Après que les 400 agents du Centre Pompidou ont décidé de la grève en AG le 28 septembre à compter du 16 octobre, c’est désormais au tour des agents de la BPI (Bibliothèque publique d’information) de les rejoindre. Le 30 novembre, elles (ce sont surtout des femmes) étaient sur le parvis de Beaubourg pour faire connaître leur lutte, vendre du café et des gâteaux pour remplir la caisse de grève…
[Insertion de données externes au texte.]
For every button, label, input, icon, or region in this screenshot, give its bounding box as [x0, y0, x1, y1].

Le bras de fer ne semble pas terminé. Les travaux qui sont censées commencer en 2025 pour une période de cinq à sept ans entraînent le déménagement des œuvres et bien des incertitudes pour les personnels. Il y a depuis presque deux mois 900 jours de grève cumulés, et la détermination est intacte.
Des postes
D’abord, l’externalisation des missions des personnels est une menace qui pèsent sur les agentEs. Lors de la rencontre avec le chef de cabinet de la ministre de la Culture, le 17 octobre, l’intersyndicale CFDT-Culture, SNMD Culture-Culture, SPCP-FO, Sud Culture, et UNSA Culture a pu l’entendre affirmer qu’il n’était pas question d’externalisation, mais manifestement pas question non plus pour le ministère de l’écrire. La ministre a d’ailleurs, dans un courrier du 15 novembre aux organisations syndicales, affirmé qu’il était « trop tôt pour figer l'organisation de l'établissement à sa réouverture prévue dans sept ans, alors que les projets du Centre Pompidou sont en plein développement et en extension. Chaque agent présent à la réouverture retrouvera son poste, ou un poste correspondant à ses compétences, je m'y engage. »
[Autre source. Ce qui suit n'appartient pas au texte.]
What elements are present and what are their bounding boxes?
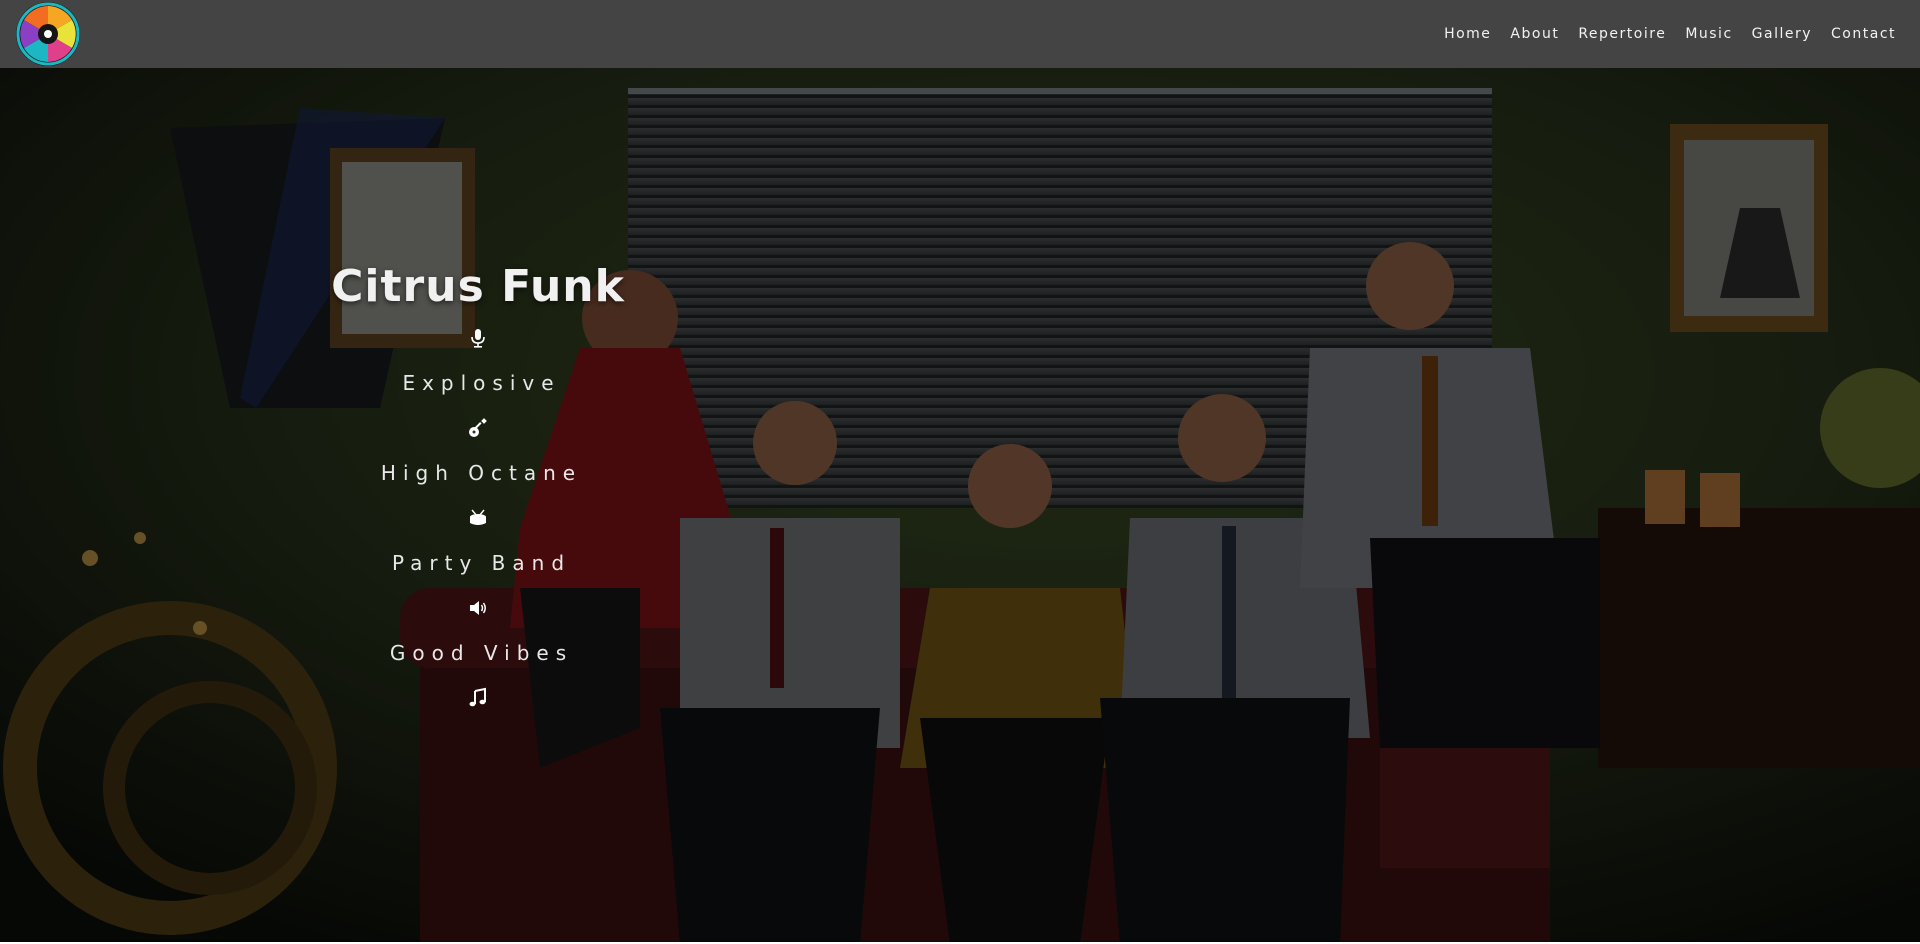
microphone-icon — [471, 329, 485, 348]
nav-gallery[interactable]: Gallery — [1752, 26, 1812, 42]
main-nav: Home About Repertoire Music Gallery Cont… — [1444, 0, 1896, 68]
guitar-icon — [469, 418, 487, 437]
icon-row-drum — [298, 496, 658, 540]
band-photo — [0, 68, 1920, 944]
tagline-high-octane: High Octane — [380, 461, 583, 485]
nav-contact[interactable]: Contact — [1831, 26, 1896, 42]
logo-graphic — [16, 2, 80, 66]
hero-tagline: Citrus Funk Explosive High Octane Party … — [298, 258, 658, 720]
icon-row-music-note — [298, 676, 658, 720]
music-note-icon — [469, 687, 486, 707]
tagline-good-vibes: Good Vibes — [389, 641, 574, 665]
citrus-funk-logo[interactable] — [16, 2, 80, 66]
site-header: Home About Repertoire Music Gallery Cont… — [0, 0, 1920, 68]
hero-section: Citrus Funk Explosive High Octane Party … — [0, 68, 1920, 944]
nav-about[interactable]: About — [1510, 26, 1559, 42]
drum-icon — [470, 509, 486, 525]
nav-home[interactable]: Home — [1444, 26, 1491, 42]
tagline-explosive: Explosive — [402, 371, 561, 395]
icon-row-microphone — [298, 316, 658, 360]
icon-row-speaker — [298, 586, 658, 630]
icon-row-guitar — [298, 406, 658, 450]
speaker-icon — [470, 601, 486, 615]
nav-music[interactable]: Music — [1685, 26, 1732, 42]
nav-repertoire[interactable]: Repertoire — [1578, 26, 1666, 42]
tagline-party-band: Party Band — [391, 551, 572, 575]
band-title: Citrus Funk — [331, 261, 625, 312]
Un engagement qui ne satisfait pas les agentEs qui s’inquiètent du maintien des plafonds des d’emploi et des missions des services publics. Et il y a de quoi… ! D’abord parce que d’ici à la réouverture, 25 % des personnels seront soit partis soit en âge de partir à la retraite, ce qui augure d’une baisse des effectifs. Ensuite, parce qu’on a vu d’autres musées réouvrir en externalisant… leur conférencierEs, par exemple, comme au musée de l’Immigration1. Enfin, parce que le projet culturel du président du Centre Pompidou semble loin de renforcer l’accès du plus grand nombre aux œuvres.
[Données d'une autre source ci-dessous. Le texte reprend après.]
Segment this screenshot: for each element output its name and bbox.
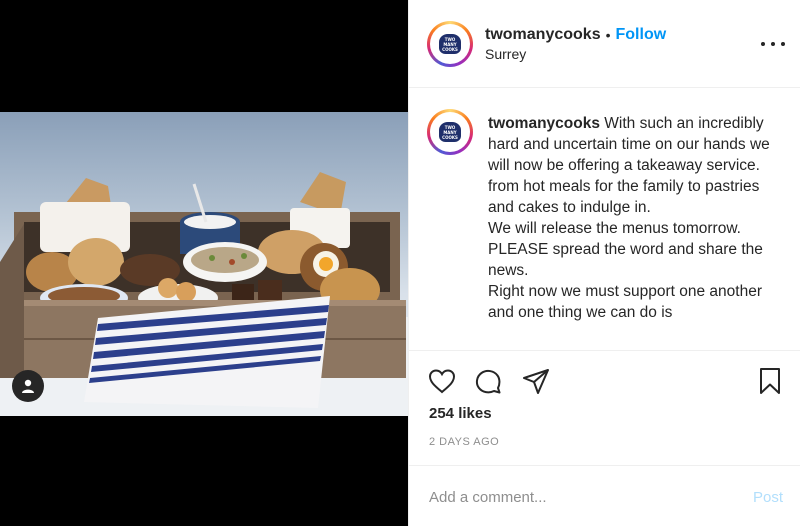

Des œuvres, et l’accès du public
Pendant les travaux, quelques œuvres iront dans des sites dédiés, comme le Grand Palais, pour des expos permanentes. C’est le projet « Centre Pompidou I Constellation ». Il est prévu deux expositions par an. Donc, le modèle économique change. Le Centre Pompidou est un établissement public, tandis que le Grand Palais est un EPIC (établissement public à caractère industriel et commercial). Le service public permet de découvrir des artistes, bien loin des expos de blockbusters du Grand Palais. Et forcément, il y a des risques de doublons dans le personnel.
Par ailleurs, « Qui dit travaux, dit stockage », explique Nathalie Ramos de la CGT Culture. Or, le site qui doit accueillir les œuvres n’est pas encore construit, ce qui suppose donc que les œuvres déménagent d’abord dans un lieu temporaire. Le surcoût économique de deux déménagements, lié à la restauration des œuvres et aux assurances, à l’heure des restrictions budgétaires et des économies d’énergie, ulcère les personnels qui ont froid l’hiver au dernier étage de Beaubourg. Sans parler du coût écologique ! « On suggère à la direction de reporter le déménagement quand le lieu de stockage sera construit », souffle Nathalie.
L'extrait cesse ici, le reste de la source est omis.